I have a 1983 Johnson 2 cylinder 60 HP, and recently have been having problems with the OEM fuel connections leaking and sucking air. I want to change all the connections on tanks, fuel line and motor to something easier and more secure than the stock OMC fittings.

Any suggestions ?

Regards,
Jim


----------



## noeettica (Sep 23, 2007)

The new "No Spray" are GARBAGE !!! :-(


----------



## AfterHours2 (Aug 2, 2010)

I've heard from many that the OEM motor connectors are the best and only ones to use. The aftermarket ones are often made with cheap o rings. Now for the tank, a normal straight barb connector is the way to go. You should try and eliminate as many quick connectors as possible. Those are likely your source of an air leak..


----------



## fsae99 (Apr 8, 2010)

Afterhours,
I had not thought of strait lining the tank. I could do that with cutoff valve on each tank.

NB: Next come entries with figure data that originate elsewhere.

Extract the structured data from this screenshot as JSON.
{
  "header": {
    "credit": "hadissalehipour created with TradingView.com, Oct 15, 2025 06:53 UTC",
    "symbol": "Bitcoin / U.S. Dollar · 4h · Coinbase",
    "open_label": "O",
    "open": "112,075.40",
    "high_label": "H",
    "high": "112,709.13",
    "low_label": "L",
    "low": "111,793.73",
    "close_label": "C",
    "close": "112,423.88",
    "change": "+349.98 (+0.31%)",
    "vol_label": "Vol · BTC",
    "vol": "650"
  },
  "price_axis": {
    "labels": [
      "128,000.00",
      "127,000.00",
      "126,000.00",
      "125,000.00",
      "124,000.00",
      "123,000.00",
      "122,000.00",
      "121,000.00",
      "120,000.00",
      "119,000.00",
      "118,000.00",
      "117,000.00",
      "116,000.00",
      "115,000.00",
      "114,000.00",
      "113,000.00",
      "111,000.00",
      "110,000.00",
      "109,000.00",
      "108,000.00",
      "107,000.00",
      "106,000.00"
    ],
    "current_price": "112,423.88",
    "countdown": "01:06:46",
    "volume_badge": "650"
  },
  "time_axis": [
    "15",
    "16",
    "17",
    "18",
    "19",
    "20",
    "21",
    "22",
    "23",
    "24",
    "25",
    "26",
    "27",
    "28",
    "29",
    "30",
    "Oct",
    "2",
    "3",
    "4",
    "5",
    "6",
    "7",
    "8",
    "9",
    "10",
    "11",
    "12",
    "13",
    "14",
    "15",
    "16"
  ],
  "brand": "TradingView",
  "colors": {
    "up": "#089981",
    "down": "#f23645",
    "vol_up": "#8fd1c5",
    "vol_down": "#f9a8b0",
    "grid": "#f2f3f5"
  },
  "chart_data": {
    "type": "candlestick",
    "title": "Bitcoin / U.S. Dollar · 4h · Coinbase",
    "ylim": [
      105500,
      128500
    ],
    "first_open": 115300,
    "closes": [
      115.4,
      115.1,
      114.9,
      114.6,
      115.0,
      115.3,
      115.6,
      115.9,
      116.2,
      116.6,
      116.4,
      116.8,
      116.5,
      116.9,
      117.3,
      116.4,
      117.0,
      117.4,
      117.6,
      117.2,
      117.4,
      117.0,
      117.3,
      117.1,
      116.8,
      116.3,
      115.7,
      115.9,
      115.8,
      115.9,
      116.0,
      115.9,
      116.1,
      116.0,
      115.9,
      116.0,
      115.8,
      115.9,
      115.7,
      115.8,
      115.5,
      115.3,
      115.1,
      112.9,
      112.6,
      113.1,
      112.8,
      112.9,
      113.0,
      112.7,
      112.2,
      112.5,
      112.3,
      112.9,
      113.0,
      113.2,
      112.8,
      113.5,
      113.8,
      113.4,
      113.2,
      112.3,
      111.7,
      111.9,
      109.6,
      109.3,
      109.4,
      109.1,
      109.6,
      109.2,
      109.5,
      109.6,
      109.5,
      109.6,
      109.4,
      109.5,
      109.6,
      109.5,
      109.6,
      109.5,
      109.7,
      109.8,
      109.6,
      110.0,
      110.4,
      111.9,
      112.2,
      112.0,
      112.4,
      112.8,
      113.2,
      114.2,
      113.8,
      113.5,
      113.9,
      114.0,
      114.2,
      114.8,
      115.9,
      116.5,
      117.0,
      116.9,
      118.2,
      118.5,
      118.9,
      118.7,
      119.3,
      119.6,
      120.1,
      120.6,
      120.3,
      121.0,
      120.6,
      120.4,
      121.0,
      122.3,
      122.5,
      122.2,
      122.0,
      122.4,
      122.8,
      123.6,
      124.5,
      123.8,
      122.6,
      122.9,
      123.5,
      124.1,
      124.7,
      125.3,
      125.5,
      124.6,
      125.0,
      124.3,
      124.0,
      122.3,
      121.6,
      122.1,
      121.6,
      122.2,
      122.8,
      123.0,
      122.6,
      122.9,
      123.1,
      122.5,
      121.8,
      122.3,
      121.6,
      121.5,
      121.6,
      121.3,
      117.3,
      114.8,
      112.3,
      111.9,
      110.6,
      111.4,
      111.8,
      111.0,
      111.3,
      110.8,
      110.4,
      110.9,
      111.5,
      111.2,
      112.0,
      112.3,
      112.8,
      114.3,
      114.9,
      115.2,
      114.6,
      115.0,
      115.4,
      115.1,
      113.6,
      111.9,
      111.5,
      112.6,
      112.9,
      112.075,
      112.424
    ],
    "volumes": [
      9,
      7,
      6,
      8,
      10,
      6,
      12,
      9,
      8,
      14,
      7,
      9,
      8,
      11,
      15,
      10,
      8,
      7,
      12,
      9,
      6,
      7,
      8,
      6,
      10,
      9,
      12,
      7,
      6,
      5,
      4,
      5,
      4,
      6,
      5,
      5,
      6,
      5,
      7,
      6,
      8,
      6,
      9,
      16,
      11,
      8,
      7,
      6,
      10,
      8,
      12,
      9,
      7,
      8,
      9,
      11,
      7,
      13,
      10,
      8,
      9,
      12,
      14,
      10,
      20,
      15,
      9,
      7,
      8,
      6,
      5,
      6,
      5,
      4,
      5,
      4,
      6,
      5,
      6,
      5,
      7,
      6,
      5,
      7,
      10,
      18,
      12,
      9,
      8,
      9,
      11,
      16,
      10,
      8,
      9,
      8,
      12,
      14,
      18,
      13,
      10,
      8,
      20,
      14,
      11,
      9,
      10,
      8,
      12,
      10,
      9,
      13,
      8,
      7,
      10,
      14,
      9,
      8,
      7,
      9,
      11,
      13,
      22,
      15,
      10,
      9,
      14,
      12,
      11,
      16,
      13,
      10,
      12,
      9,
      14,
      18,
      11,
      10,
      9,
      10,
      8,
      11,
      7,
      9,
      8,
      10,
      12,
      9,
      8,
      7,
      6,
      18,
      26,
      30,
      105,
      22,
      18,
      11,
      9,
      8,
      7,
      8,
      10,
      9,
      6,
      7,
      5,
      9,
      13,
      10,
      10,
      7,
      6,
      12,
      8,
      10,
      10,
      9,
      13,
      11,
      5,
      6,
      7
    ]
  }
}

Noe, I was thinking the new ones had to be to good to be true.

Thanks guys,

Jim


----------



## noeettica (Sep 23, 2007)

_Noe, I was thinking the new ones had to be to good to be true.
_

*Did not work right from the box ! Second one the same ! Barb on tank OEM on motor WTG IMHO !*


----------



## tomahawk (Mar 9, 2012)

So if you straight line it how do you change tanks or fill it without taking the hose off of the barb? Sounds like a pita. 
I have two 3 gallon tanks up front and a 3rd spare for extra long runs. I don't have the room for a 6 gal. in the bow compartment.


----------



## AfterHours2 (Aug 2, 2010)

> So if you straight line it how do you change tanks or fill it without taking the hose off of the barb? Sounds like a pita.
> I have two 3 gallon tanks up front and a 3rd spare for extra long runs. I don't have the room for a 6 gal. in the bow compartment.


Probably would not be practical if your constantly changing tanks. My rigs have only had 1 large tank that gets filled at the gas station or per portable 6 gallon..


----------



## fsae99 (Apr 8, 2010)

> So if you straight line it how do you change tanks or fill it without taking the hose off of the barb? Sounds like a pita.
> I have two 3 gallon tanks up front and a 3rd spare for extra long runs. I don't have the room for a 6 gal. in the bow compartment.


I've had the boat for 4 years now and have never once filled the tanks outside of the boat. For me this should not be a problem. 

Now that you have mentioned it though I'll make a plug for one line. The fuel line will have a bulb with 2 lines attached. If I need to remove tanks I'll just undo one clamp, plug that line and tanks would not leak.

Regards,
Jim


----------



## tomahawk (Mar 9, 2012)

Makes sense. Thanks guys.


----------